In a hyperbaric chamber, the diver is put under pressure in an oxygen-rich environment. The increased pressure helps reduce the size of any nitrogen bubbles that have formed in the patient’s tissue, and the increased levels of oxygen help the patient’s body disperse the nitrogen. As the diver is brought to surface pressure (decompressed), the nitrogen can escape through his respiratory system.
How long must you stay in the chamber?
Unlike popular perception, hyperbaric patients don’t usually spend days and days in the chamber. Rather, they are put under pressure for an initial treatment that can last quite a long time, often several hours. Afterward, doctors treat them with a series of sessions over several days. Patients are free to leave the chamber, and the facility, between sessions. Of course, they can’t neither fly nor dive as long as treatment is ongoing.
Inside the Chamber
The first thing that struck me was the chamber’s size. It’s small but not as cramped or claustrophobic as I’d expected. In my mind, I’d painted a picture of a tube just large enough to lie down or perhaps sit in. The room was large enough for a bed, a couple of chairs (you’re never alone in a hyperbaric chamber, a nurse or other trained staff member always accompanies you) and enough headroom to semi-stand up. Not a place I’d want to spend extended periods of time, but not as cramped as some hostel rooms I’ve stayed in.
“We try to make the stay as comfortable as possible,” explains Dr.
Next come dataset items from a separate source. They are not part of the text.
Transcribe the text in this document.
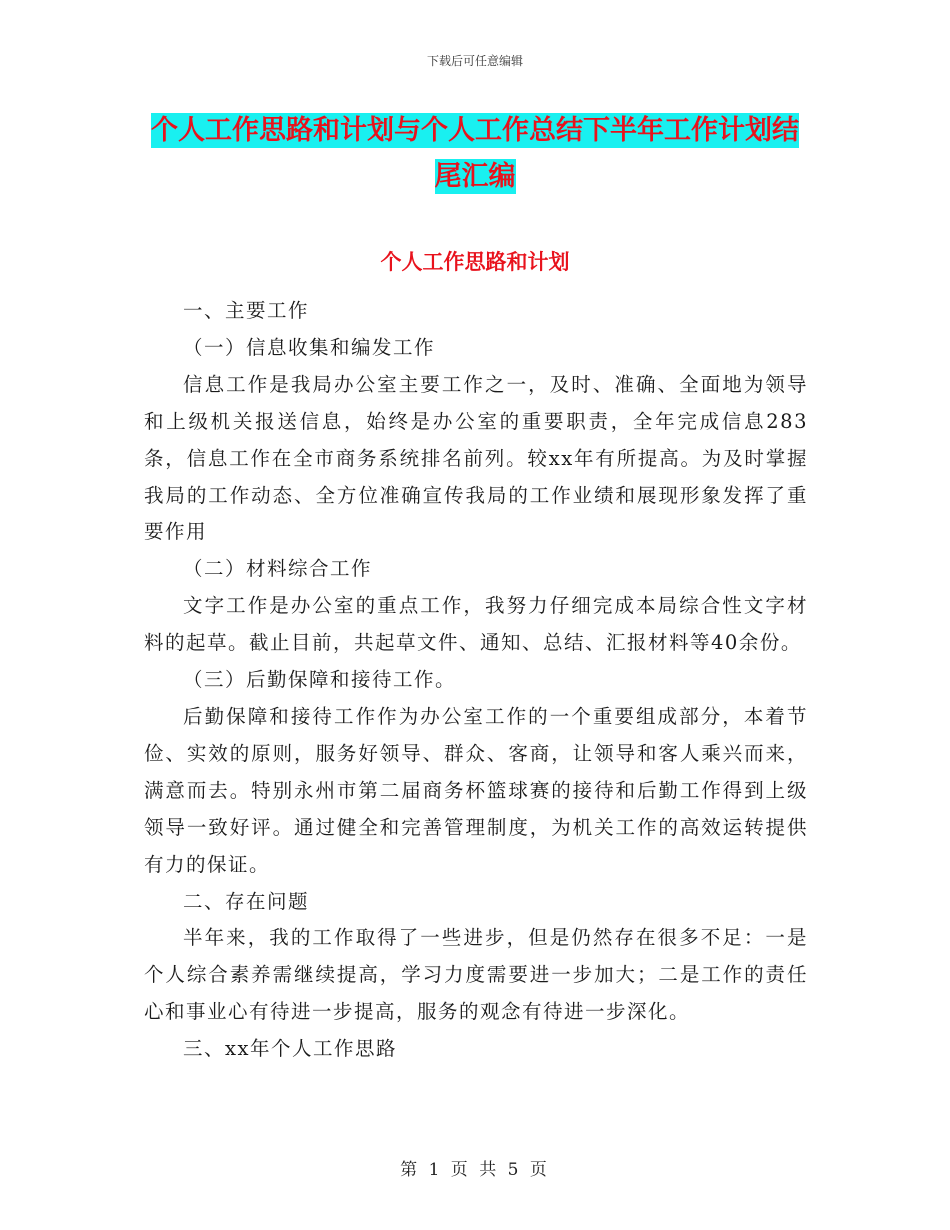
下载后可任意编辑
个人工作思路和计划与个人工作总结下半年工作计划结尾汇编
个人工作思路和计划

一、主要工作

（一）信息收集和编发工作

信息工作是我局办公室主要工作之一，及时、准确、全面地为领导和上级机关报送信息，始终是办公室的重要职责，全年完成信息283条，信息工作在全市商务系统排名前列。较xx年有所提高。为及时掌握我局的工作动态、全方位准确宣传我局的工作业绩和展现形象发挥了重要作用

（二）材料综合工作

文字工作是办公室的重点工作，我努力仔细完成本局综合性文字材料的起草。截止目前，共起草文件、通知、总结、汇报材料等40余份。

（三）后勤保障和接待工作。

后勤保障和接待工作作为办公室工作的一个重要组成部分，本着节俭、实效的原则，服务好领导、群众、客商，让领导和客人乘兴而来，满意而去。特别永州市第二届商务杯篮球赛的接待和后勤工作得到上级领导一致好评。通过健全和完善管理制度，为机关工作的高效运转提供有力的保证。

二、存在问题

半年来，我的工作取得了一些进步，但是仍然存在很多不足：一是个人综合素养需继续提高，学习力度需要进一步加大；二是工作的责任心和事业心有待进一步提高，服务的观念有待进一步深化。

三、xx年个人工作思路

第 1 页 共 5 页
Wael Nasef, who accompanied me on the tour. “We allow our patients to go and have dinner at nearby resorts, if their condition allows, and we generally try and take some of the scariness out of it.”
First, Be Safe
Dr. Nasef tells me of a case he is particularly proud of. A diver who was a professional basketball coach back home came in from a liveaboard. When he arrived at the clinic, he was hardly able to stand or even straighten his limbs, and he was in quite a lot of pain. After 10 days of several treatment a day, he was able to walk to the nearby dive camp and have dinner there. Following his return home and extended physical therapy, he returned to coaching basketball. A success story to be sure, but not one that should make divers take the risk of decompression illness any more lightly, if you ask Dr. Nasef.
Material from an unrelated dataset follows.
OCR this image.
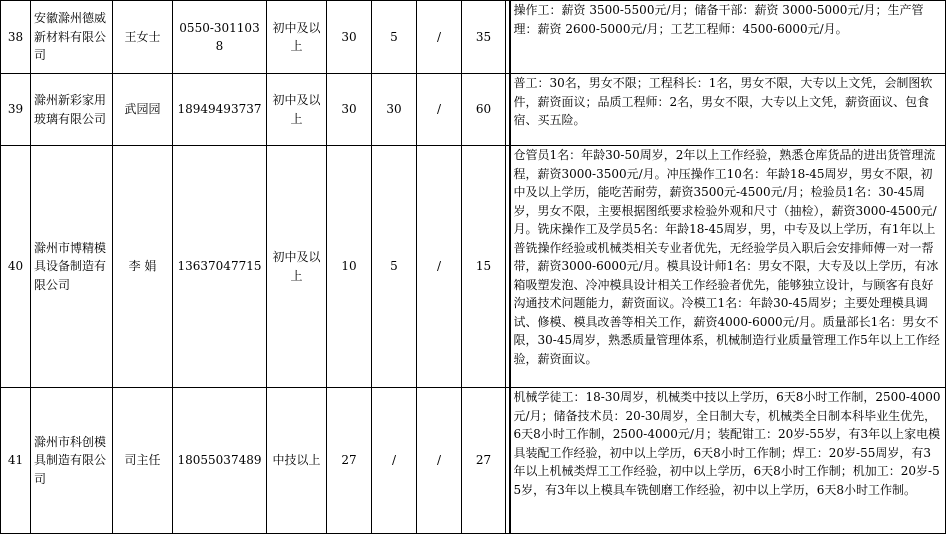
38	安徽滁州德威新材料有限公司	王女士	0550-3011038	初中及以上	30	5	/	35		操作工：薪资 3500-5500元/月；储备干部：薪资 3000-5000元/月；生产管理：薪资 2600-5000元/月；工艺工程师：4500-6000元/月。
39	滁州新彩家用玻璃有限公司	武园园	18949493737	初中及以上	30	30	/	60		普工：30名，男女不限；工程科长：1名，男女不限，大专以上文凭，会制图软件，薪资面议；品质工程师：2名，男女不限，大专以上文凭，薪资面议、包食宿、买五险。
40	滁州市博精模具设备制造有限公司	李 娟	13637047715	初中及以上	10	5	/	15		仓管员1名：年龄30-50周岁，2年以上工作经验，熟悉仓库货品的进出货管理流程，薪资3000-3500元/月。冲压操作工10名：年龄18-45周岁，男女不限，初中及以上学历，能吃苦耐劳，薪资3500元-4500元/月；检验员1名：30-45周岁，男女不限，主要根据图纸要求检验外观和尺寸（抽检），薪资3000-4500元/月。铣床操作工及学员5名：年龄18-45周岁，男，中专及以上学历，有1年以上普铣操作经验或机械类相关专业者优先，无经验学员入职后会安排师傅一对一帮带，薪资3000-6000元/月。模具设计师1名：男女不限，大专及以上学历，有冰箱吸塑发泡、冷冲模具设计相关工作经验者优先，能够独立设计，与顾客有良好沟通技术问题能力，薪资面议。冷模工1名：年龄30-45周岁；主要处理模具调试、修模、模具改善等相关工作，薪资4000-6000元/月。质量部长1名：男女不限，30-45周岁，熟悉质量管理体系，机械制造行业质量管理工作5年以上工作经验，薪资面议。
41	滁州市科创模具制造有限公司	司主任	18055037489	中技以上	27	/	/	27		机械学徒工：18-30周岁，机械类中技以上学历，6天8小时工作制，2500-4000元/月；储备技术员：20-30周岁，全日制大专，机械类全日制本科毕业生优先，6天8小时工作制，2500-4000元/月；装配钳工：20岁-55岁，有3年以上家电模具装配工作经验，初中以上学历，6天8小时工作制；焊工：20岁-55周岁，有3年以上机械类焊工工作经验，初中以上学历，6天8小时工作制；机加工：20岁-55岁，有3年以上模具车铣刨磨工作经验，初中以上学历，6天8小时工作制。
“We can do a lot, but many divers, if they’re hit bad, will have to work hard to get back to their previous abilities,” he says. “First here in the hyperbaric chamber, then with retraining and possibly surgery.”
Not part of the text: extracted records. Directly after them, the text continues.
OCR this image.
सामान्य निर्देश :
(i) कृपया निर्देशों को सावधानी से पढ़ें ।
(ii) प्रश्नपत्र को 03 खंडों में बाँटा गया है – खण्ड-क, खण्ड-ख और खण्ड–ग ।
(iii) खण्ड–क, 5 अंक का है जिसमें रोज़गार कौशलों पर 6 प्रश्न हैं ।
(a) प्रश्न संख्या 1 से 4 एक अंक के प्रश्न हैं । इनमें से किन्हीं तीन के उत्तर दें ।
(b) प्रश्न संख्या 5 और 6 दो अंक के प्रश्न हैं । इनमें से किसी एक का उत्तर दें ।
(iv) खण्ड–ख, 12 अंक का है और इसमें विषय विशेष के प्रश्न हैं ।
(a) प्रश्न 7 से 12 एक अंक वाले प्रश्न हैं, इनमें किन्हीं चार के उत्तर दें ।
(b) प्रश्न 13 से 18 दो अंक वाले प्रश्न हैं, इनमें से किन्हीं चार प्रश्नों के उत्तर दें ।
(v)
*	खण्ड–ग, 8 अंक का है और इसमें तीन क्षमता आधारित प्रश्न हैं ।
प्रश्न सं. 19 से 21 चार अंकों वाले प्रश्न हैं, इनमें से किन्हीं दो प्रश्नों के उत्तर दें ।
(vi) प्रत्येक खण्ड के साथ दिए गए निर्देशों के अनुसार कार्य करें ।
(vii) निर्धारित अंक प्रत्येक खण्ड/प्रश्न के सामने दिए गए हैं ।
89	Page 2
How many divers go in the hyperbaric chamber?
Unfortunately, the volume of divers coming into the chamber is on the rise. Dr. Nasef thinks the reasons are twofold. Diving is increasingly popular all over the world. Even with the dip in Egypt’s tourism after the Arab Spring, more divers still come every year. More divers, statistically, mean more accidents. Second, he says, some divers lack basic skills.
“They depend too much on their computers, and dive to the limits of what their computer says they can,” he says. “They’ve paid a lot of money to go diving and they to get as much out of it as they can. But each diver is different, and just because a computer tells you something is okay, doesn’t mean it is. Conservatism is your best friend. The best thing to do is to avoid ever having to come to a center like this.”
Treatments at the center, as with most hyperbaric chambers around the world, do come at a cost to the diver, up to tens of thousands of dollars for the most demanding and time consuming treatments. Always check that your travel or dive insurance covers hyperbaric treatment, but mostly, dive conservatively and safely and avoid the hyperbaric chamber entirely.